De là, chaque traduction est une expérience, une épreuve unique qu’il faut à chaque fois recommencer comme pour la première fois. Et il faudra bien un jour, avertit Claro, déchanter pour admettre que la littérature étrangère ne nous sera jamais accessible au même titre que notre littérature propre. Car la langue est une matière qui résiste et ne peut souffrir, encore moins promettre, la traduction intégrale ; cela reviendrait à chercher le même dans l’autre, ce qui est proprement impossible. Ce ne sont donc pas les textes qui sont intraduisibles mais l’acte même de traduire qui est impossible. Il faut donc se résoudre à accepter la perte, l’écart, à faire le deuil de l’intégralité ; accepter de ne rien avoir à faire d’autre que d’”échouer mieux” comme le martèle Claro dans les sillons de Beckett. La transparence en la matière voudrait précisément que l’on reconnaisse qu’il n’y a pas de transparence absolue, que le tissu est passé entre plusieurs mains – d’autres mains que celles de l’auteur et ce, à plusieurs reprises – qu’il a été retendu, étiré, recousu, déchiré à cet endroit, raccordé à un autre, qu’il ne peut plus être le même après. Il se passe quelque chose et ce quelque chose a lieu. Et là, Claro ne joue plus car ce dont il y va est on ne peut plus sérieux : l’obsession de transparence conduit au refoulement de la traduction qui du coup ravale sa langue. Déstabiliser la langue, la mettre en déséquilibre, la faire bégayer et “bégayer alors soi-même dans sa propre langue” reprend Claro avec l’accent deleuzien. La traduction doit être un certain “dérèglement des sens langagiers”, nous désorienter pour mieux nous conduire là où “ça” parle. Le traducteur doit sans cesse inventer un nouveau corps à la langue, la bâtir, l’habiter, la penser. La langue de Claro, entre l’original et l’étrange, est une langue toujours en train de se faire, de s’arracher et de s’enraciner, une langue donc excessivement physique, une langue-corps, foncièrement terrestre, une langue-terre alors. Une langue toujours en devenir, une langue qui a de l’à-venir, une langue qui fait déjà prodigieusement parler d’elle.

 

Nora Monnet.

 

Quelles sont vos racines, réelles ou imaginaires ?
Des racines poétiques et philosophiques, liées aux textes qui m’ont changé quand j’étais adolescent, et qui s’appellent Artaud et Deleuze.

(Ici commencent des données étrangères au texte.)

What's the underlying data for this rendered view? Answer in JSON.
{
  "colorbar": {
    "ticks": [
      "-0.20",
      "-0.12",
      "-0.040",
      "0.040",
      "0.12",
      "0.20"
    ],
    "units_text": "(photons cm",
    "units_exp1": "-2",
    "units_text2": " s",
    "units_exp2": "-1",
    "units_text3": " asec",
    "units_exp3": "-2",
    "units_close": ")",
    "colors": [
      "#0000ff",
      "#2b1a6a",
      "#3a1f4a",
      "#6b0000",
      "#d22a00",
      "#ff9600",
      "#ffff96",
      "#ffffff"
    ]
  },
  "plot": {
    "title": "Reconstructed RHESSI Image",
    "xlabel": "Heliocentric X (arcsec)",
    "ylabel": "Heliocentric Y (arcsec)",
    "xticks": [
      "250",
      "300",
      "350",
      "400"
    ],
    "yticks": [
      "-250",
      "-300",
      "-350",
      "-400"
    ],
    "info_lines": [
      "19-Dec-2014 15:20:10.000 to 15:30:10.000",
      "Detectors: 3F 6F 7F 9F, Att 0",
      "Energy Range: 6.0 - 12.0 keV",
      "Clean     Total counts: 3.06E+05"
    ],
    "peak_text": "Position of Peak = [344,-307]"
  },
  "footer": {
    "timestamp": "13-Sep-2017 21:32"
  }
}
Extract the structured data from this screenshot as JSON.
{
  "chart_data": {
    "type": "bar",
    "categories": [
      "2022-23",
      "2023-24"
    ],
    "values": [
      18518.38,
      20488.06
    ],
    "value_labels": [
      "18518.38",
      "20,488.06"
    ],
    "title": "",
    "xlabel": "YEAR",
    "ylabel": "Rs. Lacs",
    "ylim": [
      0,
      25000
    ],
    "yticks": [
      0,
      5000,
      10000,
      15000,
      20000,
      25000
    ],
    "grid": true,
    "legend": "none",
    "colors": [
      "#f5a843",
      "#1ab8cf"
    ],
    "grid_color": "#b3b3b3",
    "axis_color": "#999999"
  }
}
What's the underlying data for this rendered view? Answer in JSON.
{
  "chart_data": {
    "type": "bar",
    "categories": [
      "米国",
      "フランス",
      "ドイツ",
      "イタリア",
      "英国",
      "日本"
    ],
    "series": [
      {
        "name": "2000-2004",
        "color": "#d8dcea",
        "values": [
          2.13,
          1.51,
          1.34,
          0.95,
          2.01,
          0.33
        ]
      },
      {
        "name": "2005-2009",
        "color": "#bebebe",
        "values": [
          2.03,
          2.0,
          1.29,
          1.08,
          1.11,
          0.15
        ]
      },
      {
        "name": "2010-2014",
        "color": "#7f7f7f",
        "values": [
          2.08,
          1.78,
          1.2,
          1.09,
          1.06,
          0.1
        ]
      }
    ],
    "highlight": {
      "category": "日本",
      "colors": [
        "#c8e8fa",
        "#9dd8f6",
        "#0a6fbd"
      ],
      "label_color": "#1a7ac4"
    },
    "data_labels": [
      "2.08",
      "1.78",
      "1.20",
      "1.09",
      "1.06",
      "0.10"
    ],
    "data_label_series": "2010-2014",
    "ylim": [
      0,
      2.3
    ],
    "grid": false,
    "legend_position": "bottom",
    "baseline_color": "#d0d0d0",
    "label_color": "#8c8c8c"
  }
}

Vous sentez-vous proche de vos maîtres ?
Oui, mais je ne les considère pas comme des maîtres, plus comme des naufragés.

Quelle place tient la fuite du temps dans votre vie ?
Une angoisse joyeuse.

Quelle est votre idée de la consécration artistique ?
Avoir une rue à son nom dans une petite ville de province.

Quelles sont vos obsessions et comment nourrisent-elles votre travail ?
Le corps, parce qu’écrire est une activité physique, où l’on travaille une voix, une autre voix en devenir.

 

Claro

“Le clavier cannibale” / Editions Inculte (2009)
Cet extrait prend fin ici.